L'esprit du poète est accaparé par les évènements politiques : le printemps de Prague, l'assassinat de Martin Luther King, les manifestations étudiantes en Allemagne suite à l'attentat contre un dirigeant étudiant d'extrême gauche, les manifestations et revendications de mai 68...
Paul Celan est entre l'effervescence de voir cet espoir d'une « révolution sociale et antiautoritaire » qui pourrait transformer le monde, se réaliser sous ses yeux et la crainte de voir l'histoire « bégayer » et ses démons ressurgir.
« Les problèmes de la poésie se posent à moi avec une grande acuité, les évènements – tu imagines combien je suis affecté par ceux de Tchécoslovaquie – me sollicitent au milieu de ce que j'écris, de ce que j'essaie d'écrire », confie t-il en 1968.
« A TON OMBRE, A TON
ombre toute mal-sonnée aussi,
j'ai donné sa chance,
elle, elle aussi
je l'ai lapidée à coups de moi-même,
moi le droit-ombré, droit-
sonné -
étoile à six branches
à laquelle tu as
adonné ton silence,
Aujourd'hui
adonne ce silence où tu veux,
catapultant du sous-sacralisé par l'époque,
depuis longtemps, moi aussi, dans la rue,
je sors, pour n'accueillir aucun coeur,
jusque chez moi dans le pierreux-
multiple. »
Pour Paul Celan, la poésie est « datée » : elle est de l'Histoire, mais non ancrée dans un temps.

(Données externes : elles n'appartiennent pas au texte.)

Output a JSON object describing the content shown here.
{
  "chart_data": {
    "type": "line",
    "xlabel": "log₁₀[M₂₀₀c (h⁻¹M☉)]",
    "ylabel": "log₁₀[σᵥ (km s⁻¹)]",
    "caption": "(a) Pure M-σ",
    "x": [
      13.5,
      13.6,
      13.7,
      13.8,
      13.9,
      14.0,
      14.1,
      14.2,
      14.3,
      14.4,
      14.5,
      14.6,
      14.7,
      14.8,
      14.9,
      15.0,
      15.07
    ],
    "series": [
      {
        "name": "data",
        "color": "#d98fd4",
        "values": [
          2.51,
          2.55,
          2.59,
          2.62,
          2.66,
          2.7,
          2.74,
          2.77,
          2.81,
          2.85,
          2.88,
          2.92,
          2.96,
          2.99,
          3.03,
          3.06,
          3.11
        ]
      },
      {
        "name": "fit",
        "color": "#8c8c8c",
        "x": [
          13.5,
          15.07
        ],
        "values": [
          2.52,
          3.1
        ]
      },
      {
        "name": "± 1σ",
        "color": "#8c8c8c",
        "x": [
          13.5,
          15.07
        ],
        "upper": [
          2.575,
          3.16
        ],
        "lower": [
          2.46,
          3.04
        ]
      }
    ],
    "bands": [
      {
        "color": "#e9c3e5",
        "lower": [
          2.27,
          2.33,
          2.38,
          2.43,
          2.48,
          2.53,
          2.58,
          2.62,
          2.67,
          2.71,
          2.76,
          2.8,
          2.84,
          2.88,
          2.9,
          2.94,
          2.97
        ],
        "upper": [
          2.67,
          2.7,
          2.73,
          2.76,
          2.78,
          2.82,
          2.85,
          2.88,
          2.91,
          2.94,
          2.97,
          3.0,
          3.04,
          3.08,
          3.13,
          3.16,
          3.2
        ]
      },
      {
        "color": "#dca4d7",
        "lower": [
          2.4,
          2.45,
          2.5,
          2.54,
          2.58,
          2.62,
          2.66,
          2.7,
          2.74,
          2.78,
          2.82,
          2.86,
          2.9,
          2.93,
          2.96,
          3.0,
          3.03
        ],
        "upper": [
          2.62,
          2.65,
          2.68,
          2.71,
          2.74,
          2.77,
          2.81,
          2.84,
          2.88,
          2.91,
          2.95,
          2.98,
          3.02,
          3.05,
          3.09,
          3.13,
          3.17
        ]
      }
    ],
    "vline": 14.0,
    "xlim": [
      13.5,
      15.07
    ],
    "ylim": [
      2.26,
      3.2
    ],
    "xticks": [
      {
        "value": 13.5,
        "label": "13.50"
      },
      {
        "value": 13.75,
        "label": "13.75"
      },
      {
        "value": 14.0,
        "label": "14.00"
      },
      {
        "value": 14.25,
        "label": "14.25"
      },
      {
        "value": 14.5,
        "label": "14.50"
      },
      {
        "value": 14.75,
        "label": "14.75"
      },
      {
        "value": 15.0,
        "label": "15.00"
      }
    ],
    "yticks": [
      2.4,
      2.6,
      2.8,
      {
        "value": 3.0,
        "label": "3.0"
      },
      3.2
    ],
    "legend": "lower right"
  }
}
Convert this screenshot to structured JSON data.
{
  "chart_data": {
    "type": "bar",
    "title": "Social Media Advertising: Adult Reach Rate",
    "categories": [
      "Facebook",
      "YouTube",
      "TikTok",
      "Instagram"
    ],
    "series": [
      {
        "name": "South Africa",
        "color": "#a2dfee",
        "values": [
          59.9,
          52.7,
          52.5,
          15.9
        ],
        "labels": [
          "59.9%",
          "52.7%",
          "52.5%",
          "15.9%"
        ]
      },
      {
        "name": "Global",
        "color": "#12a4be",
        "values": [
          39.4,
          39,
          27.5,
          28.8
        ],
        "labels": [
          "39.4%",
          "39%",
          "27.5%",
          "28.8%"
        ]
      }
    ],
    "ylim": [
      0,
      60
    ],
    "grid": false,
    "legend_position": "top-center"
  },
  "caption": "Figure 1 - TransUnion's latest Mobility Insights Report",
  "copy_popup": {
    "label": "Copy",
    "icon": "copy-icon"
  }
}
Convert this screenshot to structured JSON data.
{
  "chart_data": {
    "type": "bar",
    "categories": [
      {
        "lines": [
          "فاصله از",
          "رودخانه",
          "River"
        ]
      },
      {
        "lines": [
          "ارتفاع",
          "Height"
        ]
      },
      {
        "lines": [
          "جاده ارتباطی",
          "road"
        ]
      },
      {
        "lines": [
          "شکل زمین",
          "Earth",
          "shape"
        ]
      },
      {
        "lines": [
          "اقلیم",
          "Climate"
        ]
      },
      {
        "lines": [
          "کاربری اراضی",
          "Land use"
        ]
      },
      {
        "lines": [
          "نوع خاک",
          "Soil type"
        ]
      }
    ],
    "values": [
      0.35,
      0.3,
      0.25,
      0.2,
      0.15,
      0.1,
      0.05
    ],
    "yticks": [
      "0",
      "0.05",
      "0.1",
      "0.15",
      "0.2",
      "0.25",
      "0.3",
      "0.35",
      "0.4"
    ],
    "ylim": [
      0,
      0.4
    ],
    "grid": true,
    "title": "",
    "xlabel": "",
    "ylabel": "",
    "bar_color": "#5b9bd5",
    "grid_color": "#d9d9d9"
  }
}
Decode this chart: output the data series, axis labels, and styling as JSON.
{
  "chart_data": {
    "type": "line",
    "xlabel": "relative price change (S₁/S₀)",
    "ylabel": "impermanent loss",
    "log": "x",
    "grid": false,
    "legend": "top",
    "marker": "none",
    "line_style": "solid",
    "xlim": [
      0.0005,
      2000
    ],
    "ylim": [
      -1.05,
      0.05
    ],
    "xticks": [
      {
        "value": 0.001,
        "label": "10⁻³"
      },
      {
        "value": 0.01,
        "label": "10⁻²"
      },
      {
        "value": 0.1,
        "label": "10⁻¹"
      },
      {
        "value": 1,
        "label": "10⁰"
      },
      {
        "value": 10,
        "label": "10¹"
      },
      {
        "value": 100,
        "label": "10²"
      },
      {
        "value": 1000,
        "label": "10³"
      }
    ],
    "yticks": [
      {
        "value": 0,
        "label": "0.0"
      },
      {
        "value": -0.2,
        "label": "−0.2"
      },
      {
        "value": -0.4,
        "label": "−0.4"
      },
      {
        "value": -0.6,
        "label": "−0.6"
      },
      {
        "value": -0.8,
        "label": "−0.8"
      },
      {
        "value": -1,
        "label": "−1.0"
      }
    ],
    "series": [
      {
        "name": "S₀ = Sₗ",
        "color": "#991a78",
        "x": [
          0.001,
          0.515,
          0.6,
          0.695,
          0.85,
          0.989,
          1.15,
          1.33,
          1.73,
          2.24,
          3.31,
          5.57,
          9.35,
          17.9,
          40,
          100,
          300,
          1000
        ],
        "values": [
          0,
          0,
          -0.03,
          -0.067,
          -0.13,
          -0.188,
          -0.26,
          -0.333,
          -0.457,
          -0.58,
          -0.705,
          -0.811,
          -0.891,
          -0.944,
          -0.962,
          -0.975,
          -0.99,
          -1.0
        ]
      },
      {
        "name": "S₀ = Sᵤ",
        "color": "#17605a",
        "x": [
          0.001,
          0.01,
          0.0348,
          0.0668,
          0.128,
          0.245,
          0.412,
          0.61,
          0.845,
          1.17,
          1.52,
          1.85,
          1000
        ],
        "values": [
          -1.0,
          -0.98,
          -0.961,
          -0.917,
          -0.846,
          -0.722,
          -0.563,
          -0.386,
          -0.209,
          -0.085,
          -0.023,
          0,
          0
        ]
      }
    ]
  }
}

Elle est de ce lieu daté d'où parle le poète. Toute la création poétique à l'oeuvre a pour but d'atteindre cet autre lieu de la parole, ce non-lieu, universel et libertaire, guidée par cet imperceptible « fil d'espérance » qui, contre toute logique, ne rompt pas.
« OBSCUR-SURGIE, une fois encore,
ta parole s'en vient
jusqu'à la pousse pré-ombragée
du hêtre.
Il n'y a rien
à faire et tirer de vous autres,
tu tiens pour fief une étrangeté.
Infiniment
j'entends la pierre tenir en toi, droite. »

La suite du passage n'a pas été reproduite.